Giubileo2025 in diocesi

L’incontro degli studenti con l’arcivescovo:
disegnare nuove mappe di speranza

23 Dic 2025

di Paolo Simonetti

Il Giubileo della speranza si avvia verso la conclusione ma gli studenti delle scuole di ogni ordine e grado della nostra arcidiocesi non hanno voluto perdere l’occasione di incontrarsi per condividere le consegne di questo tempo straordinario. Lo scorso 17 dicembre, infatti, i ragazzi, accompagnati dagli insegnanti di religione cattolica e non solo, insieme ad alcuni dirigenti scolastici, hanno dato vita ad una vivace e coinvolgente mattinata di ascolto e condivisione in Concattedrale.

L’Ufficio educazione, scuola, insegnamento religione cattolica, università ha delineato un interessante percorso di preparazione che è stato proposto agli insegnanti di religione cattolica così da raccogliere le intuizioni e i suggerimenti degli studenti a partire dall’invito di papa Leone XIV a “costruire piccoli passi possibili di pace”. Nella lettera di presentazione inviata ai dirigenti scolastico così si è espresso il direttore del competente ufficio diocesano, mons. Ciro Marcello Alabrese: “La situazione mondiale interpella quotidianamente tutti i cittadini del mondo ad agire concretamente a favore della pace; rilanciando il Patto educativo globale, papa Leone XIV, durante il Giubileo del mondo educativo, ha affermato che “non basta, infatti, far tacere le armi: occorre disarmare i cuori, rinunciando a ogni violenza e volgarità”. La scuola, attraverso il piano triennale dell’offerta formativa, può rappresentare un laboratorio territoriale dove si può apprendere l’arte di praticare una pace ‘disarmata e disarmante’; consentendo a tutti gli studenti di ogni ordine e grado di attivare un cambiamento concreto, fattibile e verificabile nel modo di agire personale e comunitario.
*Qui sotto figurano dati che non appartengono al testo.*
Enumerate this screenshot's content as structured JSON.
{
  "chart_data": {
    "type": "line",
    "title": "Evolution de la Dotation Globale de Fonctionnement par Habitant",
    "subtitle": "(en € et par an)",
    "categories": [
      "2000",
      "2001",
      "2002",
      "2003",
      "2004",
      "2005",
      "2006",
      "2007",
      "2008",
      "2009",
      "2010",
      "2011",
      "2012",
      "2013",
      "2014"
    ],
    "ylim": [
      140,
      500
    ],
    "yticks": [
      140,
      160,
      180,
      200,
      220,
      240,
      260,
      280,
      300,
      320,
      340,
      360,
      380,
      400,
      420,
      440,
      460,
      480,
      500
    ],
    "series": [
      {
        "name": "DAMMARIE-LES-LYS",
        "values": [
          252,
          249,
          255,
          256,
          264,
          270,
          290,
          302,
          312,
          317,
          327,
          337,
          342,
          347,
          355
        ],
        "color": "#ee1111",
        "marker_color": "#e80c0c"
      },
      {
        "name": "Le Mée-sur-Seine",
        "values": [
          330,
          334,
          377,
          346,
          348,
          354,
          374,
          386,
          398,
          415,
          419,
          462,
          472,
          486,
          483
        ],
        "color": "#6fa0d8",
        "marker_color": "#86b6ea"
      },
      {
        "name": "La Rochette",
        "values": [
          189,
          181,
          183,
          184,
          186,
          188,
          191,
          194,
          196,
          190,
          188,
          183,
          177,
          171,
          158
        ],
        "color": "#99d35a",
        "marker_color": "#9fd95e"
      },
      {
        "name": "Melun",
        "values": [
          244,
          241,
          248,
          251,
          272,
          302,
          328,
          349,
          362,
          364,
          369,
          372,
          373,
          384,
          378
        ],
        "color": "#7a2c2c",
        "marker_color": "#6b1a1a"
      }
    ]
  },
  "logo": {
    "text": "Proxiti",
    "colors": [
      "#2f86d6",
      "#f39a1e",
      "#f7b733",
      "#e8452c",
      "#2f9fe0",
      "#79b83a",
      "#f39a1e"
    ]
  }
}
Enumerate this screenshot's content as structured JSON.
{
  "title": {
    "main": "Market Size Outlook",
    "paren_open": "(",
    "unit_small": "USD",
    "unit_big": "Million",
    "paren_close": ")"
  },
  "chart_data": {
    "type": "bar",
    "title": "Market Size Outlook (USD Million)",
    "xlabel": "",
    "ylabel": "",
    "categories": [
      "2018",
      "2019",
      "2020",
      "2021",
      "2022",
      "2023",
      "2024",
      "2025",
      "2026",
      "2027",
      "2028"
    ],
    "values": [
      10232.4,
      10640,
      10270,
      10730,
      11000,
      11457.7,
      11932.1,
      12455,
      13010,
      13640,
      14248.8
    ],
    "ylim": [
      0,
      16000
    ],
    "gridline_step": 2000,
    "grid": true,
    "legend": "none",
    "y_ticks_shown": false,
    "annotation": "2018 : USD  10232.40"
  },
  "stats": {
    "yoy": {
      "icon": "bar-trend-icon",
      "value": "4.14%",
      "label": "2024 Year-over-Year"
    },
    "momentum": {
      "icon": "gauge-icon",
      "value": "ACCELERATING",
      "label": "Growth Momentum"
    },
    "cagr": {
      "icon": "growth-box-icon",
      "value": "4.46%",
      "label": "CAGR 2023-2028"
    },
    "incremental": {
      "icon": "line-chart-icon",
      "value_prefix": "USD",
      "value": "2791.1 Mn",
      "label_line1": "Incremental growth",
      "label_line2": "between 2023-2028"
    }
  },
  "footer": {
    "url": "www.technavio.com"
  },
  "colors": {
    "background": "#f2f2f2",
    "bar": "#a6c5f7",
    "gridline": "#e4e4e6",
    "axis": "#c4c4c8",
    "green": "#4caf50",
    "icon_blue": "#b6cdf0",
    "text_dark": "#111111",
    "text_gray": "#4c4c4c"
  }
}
La pace deve essere disarmata, cioè non fondata sulla paura, sulla minaccia o sugli armamenti; e disarmante, perché capace di sciogliere i conflitti, aprire i cuori e generare fiducia, empatia e speranza.
Non basta invocare la pace, bisogna incarnarla in uno stile di vita che rifiuti ogni forma di violenza, visibile o strutturale”.

Durante la mattinata, al ritmo dei canti proposti e animati dal prof. Michele Mancone, gli studenti hanno apprezzato i contributi presentati dalle scuole presenti e hanno ascoltato le parole chiare e incoraggianti dell’arcivescovo mons. Ciro Miniero.
In apertura dei lavori anche il rappresentante dell’ufficio scolastico provinciale, il dott. Francesco Marinaro, ha rivolto ai presenti il suo indirizzo di saluto.
L’incontro ha contribuito ad aumentare la consapevolezza che, in un tempo segnato da conflitti e tensioni diffuse, è necessario rimettere al centro della vita sociale il valore della pace, con un duplice obiettivo: da un lato, superare l’assuefazione al clima di guerra che rischia di spegnere la coscienza critica collettiva; dall’altro, rafforzare la rete di soggetti che già operano per costruire percorsi educativi ispirati ad uno stile di vita nonviolento e partecipativo.

Le scuole presenti provenivano da tutto il territorio della diocesi: ic ‘Frascolla’ di Taranto; ic ‘Martellotta’ Taranto, ic ‘Moro’ Taranto, ic ‘Volta’ Taranto, ic ‘Vico – De Carolis’ Taranto, ic ‘Severi – Mancini’ Crispiano, ic ‘De Amicis’ Grottaglie, Iiss ‘Liside – Cabrini’ Taranto, Iiss ‘Maria Pia’ Taranto, Iiss ‘Pacinotti’ Taranto, liceo ‘Battaglini’ Taranto, liceo ‘Ferraris’ Taranto.

Al termine dell’incontro, l’arcivescovo ha consegnato a dirigenti e docenti una copia della lettera apostolica in occasione del 60° anniversario della Dichiarazione conciliare ‘Gravissimum educationis’ dal titolo “Disegnare nuove mappe di speranza”.